«Это давно было, в самом начале, когда мы в 1990 году говорили о том, что надо переходить на латышский язык. Потому что иначе это не латышское государство, не латвийское. Часть политиков всегда боялась, часть не понимала — и здесь очень много людей не понимали, что такое государственный язык, что такое гражданство как таковое. И мы очень легко к этому всему относимся...
Теперь такие проблемы с учебой в школе, с тем, что школа переходит на латышский язык —
а я приехала, не зная латышского языка, потому что родителей очень редко видела, а моя бабушка — она русская.
Книг с латинским шрифтом тоже не было. Ну, я приехала сюда, и в 4-м классе меня уже послали в латышскую школу. За лето надо было наверстать очень многое. У меня были прекрасные преподаватели! Так что эту систему я очень хорошо знаю — как можно быстро выучить язык.
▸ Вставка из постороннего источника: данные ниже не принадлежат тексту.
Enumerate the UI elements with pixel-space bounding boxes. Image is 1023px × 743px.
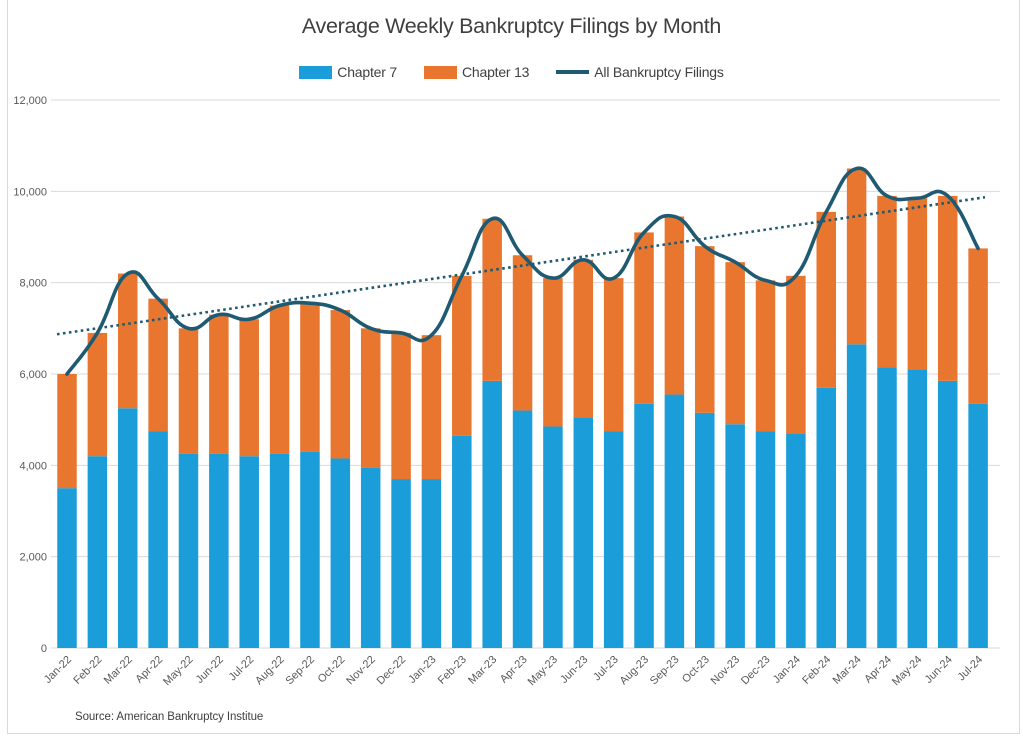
svg-text:May-23: May-23 — [526, 654, 560, 688]
legend-label-all-filings: All Bankruptcy Filings — [594, 64, 724, 80]
legend-item-all-filings: All Bankruptcy Filings — [556, 64, 724, 80]
trendline-dotted — [56, 195, 986, 336]
svg-text:Dec-22: Dec-22 — [375, 654, 409, 688]
legend-item-chapter7: Chapter 7 — [299, 64, 397, 80]
svg-text:6,000: 6,000 — [19, 369, 47, 381]
svg-text:Jun-23: Jun-23 — [558, 654, 590, 686]
svg-text:4,000: 4,000 — [19, 460, 47, 472]
svg-text:Mar-23: Mar-23 — [466, 654, 499, 687]
svg-text:Nov-23: Nov-23 — [709, 654, 743, 688]
svg-text:Jan-22: Jan-22 — [42, 654, 74, 686]
bars-chapter7 — [57, 344, 988, 648]
chapter13-swatch-icon — [423, 65, 457, 79]
chart-title: Average Weekly Bankruptcy Filings by Mon… — [301, 14, 722, 38]
y-axis-labels: 0 2,000 4,000 6,000 8,000 10,000 12,000 — [13, 95, 47, 655]
svg-text:10,000: 10,000 — [13, 186, 47, 198]
svg-text:Mar-24: Mar-24 — [831, 654, 864, 687]
legend-label-chapter13: Chapter 13 — [461, 64, 530, 80]
chart-legend: Chapter 7 Chapter 13 All Bankruptcy Fili… — [0, 64, 1023, 80]
svg-text:Jun-22: Jun-22 — [194, 654, 226, 686]
legend-label-chapter7: Chapter 7 — [337, 64, 397, 80]
svg-text:Jan-23: Jan-23 — [406, 654, 438, 686]
legend-item-chapter13: Chapter 13 — [423, 64, 530, 80]
svg-text:May-24: May-24 — [890, 654, 924, 688]
svg-text:0: 0 — [41, 643, 47, 655]
svg-text:Oct-22: Oct-22 — [316, 654, 348, 686]
svg-text:Aug-22: Aug-22 — [253, 654, 287, 688]
line-all-bankruptcy-filings — [65, 166, 980, 376]
svg-text:8,000: 8,000 — [19, 278, 47, 290]
svg-text:Nov-22: Nov-22 — [344, 654, 378, 688]
svg-text:Jun-24: Jun-24 — [923, 654, 955, 686]
svg-text:Jul-24: Jul-24 — [956, 654, 986, 684]
svg-text:Jan-24: Jan-24 — [771, 654, 803, 686]
svg-text:Dec-23: Dec-23 — [739, 654, 773, 688]
all-filings-line-swatch-icon — [556, 70, 590, 74]
svg-text:Apr-24: Apr-24 — [862, 654, 894, 686]
svg-text:Aug-23: Aug-23 — [618, 654, 652, 688]
bars-chapter13 — [57, 168, 988, 489]
svg-text:Feb-22: Feb-22 — [71, 654, 104, 687]
source-note: Source: American Bankruptcy Institue — [75, 711, 264, 723]
svg-text:Sep-22: Sep-22 — [284, 654, 318, 688]
svg-text:May-22: May-22 — [161, 654, 195, 688]
svg-text:Feb-23: Feb-23 — [436, 654, 469, 687]
svg-text:Apr-23: Apr-23 — [498, 654, 530, 686]
chapter7-swatch-icon — [299, 65, 333, 79]
svg-text:Sep-23: Sep-23 — [648, 654, 682, 688]
svg-text:Mar-22: Mar-22 — [102, 654, 135, 687]
svg-text:Apr-22: Apr-22 — [133, 654, 165, 686]
svg-text:Feb-24: Feb-24 — [800, 654, 833, 687]
svg-text:2,000: 2,000 — [19, 552, 47, 564]
svg-text:Oct-23: Oct-23 — [680, 654, 712, 686]
svg-text:12,000: 12,000 — [13, 95, 47, 107]
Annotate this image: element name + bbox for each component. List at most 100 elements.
Я поняла — здесь очень много проблем, потому что одни боялись решать эту проблему, а другие не понимают: сегрегация только ухудшает положение. Потому что, конечно, часто это бывает вопросом денег, но здесь — вопросы организации работы, вопросы о том, как это всё происходит, какие курсы, и почему курсы есть только теперь, а раньше их не было, почему люди не учились, и так далее».
По убеждению бывшего директора Центра госязыка, если человек знает латышский язык — это не вопрос интеграции, это лишь самое ее начало. Только тогда он может понять, что в государстве происходит, в противном случае он «живет параллельной жизнью».